According to ER24 spokesperson, Ineke van Huyssteen, when emergency teams arrived at the scene, Meyiwa was lying approximately 40-metres from the bridge, in a gorge.
“The SAPS Search and Rescue, Mountain Rescue and Metro Rescue all assisted with retrieving the woman from down below. The rescue took approximately two hours,” she said.
Van Huyssteen said Meyiwa had sustained critical injuries and advanced life support interventions were immediately initiated.
“She was taken to hospital for further medical care but, unfortunately, a short while later she succumbed to her multiple injuries in the hospital and was declared dead,” she said.

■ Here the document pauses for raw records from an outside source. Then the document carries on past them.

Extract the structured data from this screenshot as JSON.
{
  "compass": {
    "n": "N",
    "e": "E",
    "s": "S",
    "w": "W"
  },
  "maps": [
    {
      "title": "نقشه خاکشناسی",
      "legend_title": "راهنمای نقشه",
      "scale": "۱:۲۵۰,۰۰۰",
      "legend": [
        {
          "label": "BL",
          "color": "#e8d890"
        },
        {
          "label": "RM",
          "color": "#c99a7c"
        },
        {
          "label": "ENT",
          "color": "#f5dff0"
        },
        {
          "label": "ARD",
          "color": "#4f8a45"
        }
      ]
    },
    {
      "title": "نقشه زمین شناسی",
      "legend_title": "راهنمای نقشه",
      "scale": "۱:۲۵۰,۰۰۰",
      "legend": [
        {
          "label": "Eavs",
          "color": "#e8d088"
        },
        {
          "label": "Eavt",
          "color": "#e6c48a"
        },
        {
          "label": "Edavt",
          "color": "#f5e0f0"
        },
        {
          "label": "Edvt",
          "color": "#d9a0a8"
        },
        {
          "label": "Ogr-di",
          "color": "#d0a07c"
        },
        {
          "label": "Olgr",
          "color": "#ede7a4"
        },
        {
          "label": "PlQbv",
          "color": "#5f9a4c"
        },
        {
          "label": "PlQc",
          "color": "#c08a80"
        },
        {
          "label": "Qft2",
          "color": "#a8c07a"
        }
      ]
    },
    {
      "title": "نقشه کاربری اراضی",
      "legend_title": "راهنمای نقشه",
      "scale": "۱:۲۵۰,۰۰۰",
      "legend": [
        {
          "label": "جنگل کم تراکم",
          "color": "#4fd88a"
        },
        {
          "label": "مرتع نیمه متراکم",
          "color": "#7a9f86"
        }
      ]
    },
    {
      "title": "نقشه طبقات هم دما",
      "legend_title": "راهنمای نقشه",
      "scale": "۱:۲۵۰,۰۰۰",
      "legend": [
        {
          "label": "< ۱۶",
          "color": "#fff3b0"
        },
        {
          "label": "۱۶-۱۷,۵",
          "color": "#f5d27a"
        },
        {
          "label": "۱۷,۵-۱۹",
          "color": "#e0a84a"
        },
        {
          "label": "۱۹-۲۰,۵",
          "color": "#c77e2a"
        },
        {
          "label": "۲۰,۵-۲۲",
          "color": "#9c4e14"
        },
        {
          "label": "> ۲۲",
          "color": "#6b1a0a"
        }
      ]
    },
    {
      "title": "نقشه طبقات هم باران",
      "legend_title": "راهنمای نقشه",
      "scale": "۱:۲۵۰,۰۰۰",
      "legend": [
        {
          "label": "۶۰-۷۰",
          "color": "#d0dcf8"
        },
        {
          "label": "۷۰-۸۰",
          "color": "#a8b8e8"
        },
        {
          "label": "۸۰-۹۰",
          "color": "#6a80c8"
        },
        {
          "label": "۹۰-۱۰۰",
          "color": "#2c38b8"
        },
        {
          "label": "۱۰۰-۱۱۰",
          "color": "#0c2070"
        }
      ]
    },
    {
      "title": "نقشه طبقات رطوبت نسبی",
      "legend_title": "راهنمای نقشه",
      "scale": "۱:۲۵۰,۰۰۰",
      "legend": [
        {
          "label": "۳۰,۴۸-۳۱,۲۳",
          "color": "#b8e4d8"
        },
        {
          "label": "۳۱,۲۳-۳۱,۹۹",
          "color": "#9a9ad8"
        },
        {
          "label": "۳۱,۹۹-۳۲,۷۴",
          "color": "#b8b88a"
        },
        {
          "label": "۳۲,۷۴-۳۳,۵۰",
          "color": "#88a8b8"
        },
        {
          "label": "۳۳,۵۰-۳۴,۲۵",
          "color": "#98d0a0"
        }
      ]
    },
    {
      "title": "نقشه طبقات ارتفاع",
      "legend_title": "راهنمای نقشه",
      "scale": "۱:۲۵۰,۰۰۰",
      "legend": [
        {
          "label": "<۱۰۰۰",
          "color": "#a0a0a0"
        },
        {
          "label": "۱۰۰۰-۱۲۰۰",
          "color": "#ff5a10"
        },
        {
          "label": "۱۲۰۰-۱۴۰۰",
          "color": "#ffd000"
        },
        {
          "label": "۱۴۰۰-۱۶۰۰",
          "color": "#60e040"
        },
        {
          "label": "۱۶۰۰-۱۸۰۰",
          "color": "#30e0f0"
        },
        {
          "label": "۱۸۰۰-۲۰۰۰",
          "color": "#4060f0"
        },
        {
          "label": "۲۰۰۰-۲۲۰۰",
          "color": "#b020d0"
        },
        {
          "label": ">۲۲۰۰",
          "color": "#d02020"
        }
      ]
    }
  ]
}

However, speaking to The Mercury, members of Meyiwa’s family said that they did not believe that she had accidentally fallen off the ledge.
A relative, who asked not to be named, said her friends’ statements did not make sense.
“She was a vibrant and loving person who was looking forward to turning 20 in August. We simply do not believe that she decided to walk on the (ledge of the) bridge and fell off.
“It does not make any sense to us,” the relative said.
She said the version of events that Meyiwa’s friends gave to the police and what they had told the family when they arrived to sympathise on Saturday afternoon, were very different.
“When they came to speak to us and after hearing what they had to say, the family got very angry and chased them away,” the relative said.
The relative said Meyiwa was a first-year student at the University of KwaZulu-Natal who was studying towards a degree in social sciences.
She lived at the Kinross residence where students are mourning her death.
A fellow student said: “Andile was a very sweet girl and although we were not really close friends, she would often come to sit in my room and chat. She would call us ‘dadewethu’ (which means my sister).
“When we heard of her death, we were overcome with sadness.
“She is so young and the police need to investigate this further.”
She said students had heard that Meyiwa and her friends had been waiting for her boyfriend and that she had fallen over the bridge.
When The Mercury yesterday visited the site where Meyiwa had allegedly fallen, it was apparent that it would have been difficult for anyone to balance on the slanted concrete ledge, let alone walk on it.